* Gold index slips for the fourth consecutive session
* NZ posts ninth weekly gain in 10 (Updates to close)
Jan 19 (Reuters) - Australian shares edged lower on Friday as mining stocks slipped following weakness in commodity prices, though gains in consumer staples and healthcare stocks helped stem some of the decline.
The S&P/ASX 200 index fell 0.2 percent, or 8.8 points to 6,005.8 at the close of trade. It fell 1.1 percent over the week, a second consecutive weekly fall.
The materials sector was the biggest drag on the benchmark, weighed down by the gold index which slipped 1.3 percent to fall for a fourth straight session.
Gold prices have come under pressure recently from higher U.S. Treasury yields. Gold is a non-yielding asset so rising bond yields put its price under pressure.
Gold miner Newcrest Mining Ltd closed 2 percent lower hitting a near one-month closing low, while peer Northern Star Resources fell 1.5 percent.
Among iron ore miners, mining giant BHP Billiton Ltd fell 0.3 percent, while Rio Tinto slipped over 1 percent.
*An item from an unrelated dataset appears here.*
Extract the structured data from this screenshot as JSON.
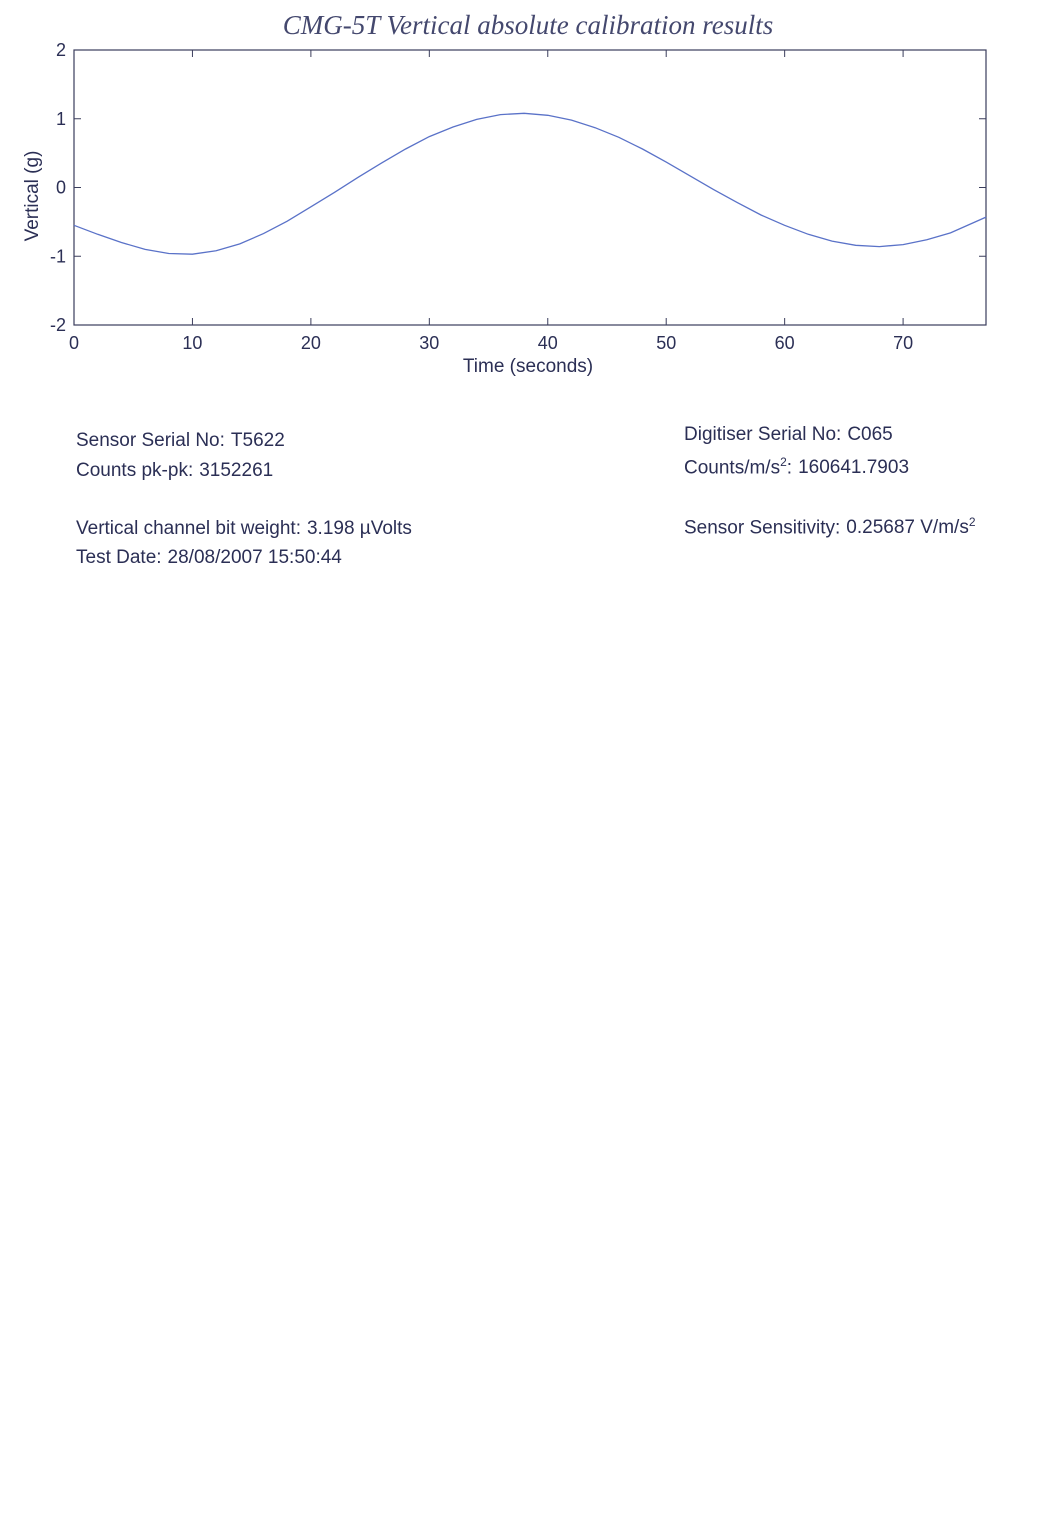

Iron ore futures in China edged lower on Friday heading for their first weekly drop in three weeks, as slower demand stalled a rally in steel prices after they surged nearly 50 percent last year.
The country’s financial index was marginally down with National Australia Bank shedding 0.2 percent.
However, gains in consumer staples and healthcare stocks capped some of the losses on the benchmark index.
Treasury Wine Estates Ltd gained 2.7 percent, rising for a fourth straight session, while biotherapeutics company CSL Ltd added 1.1 percent to hit its highest close in more than six weeks.
New Zealand’s benchmark S&P/NZX 50 index rose 0.21 percent or 17.29 points to finish the session at 8,289.96. The index added 0.6 percent over the week.
Consumer staples and healthcare stocks led the gains on the benchmark with a2 Milk Company closing 2.8 percent higher and Ryman Healthcare rising 1.3 percent.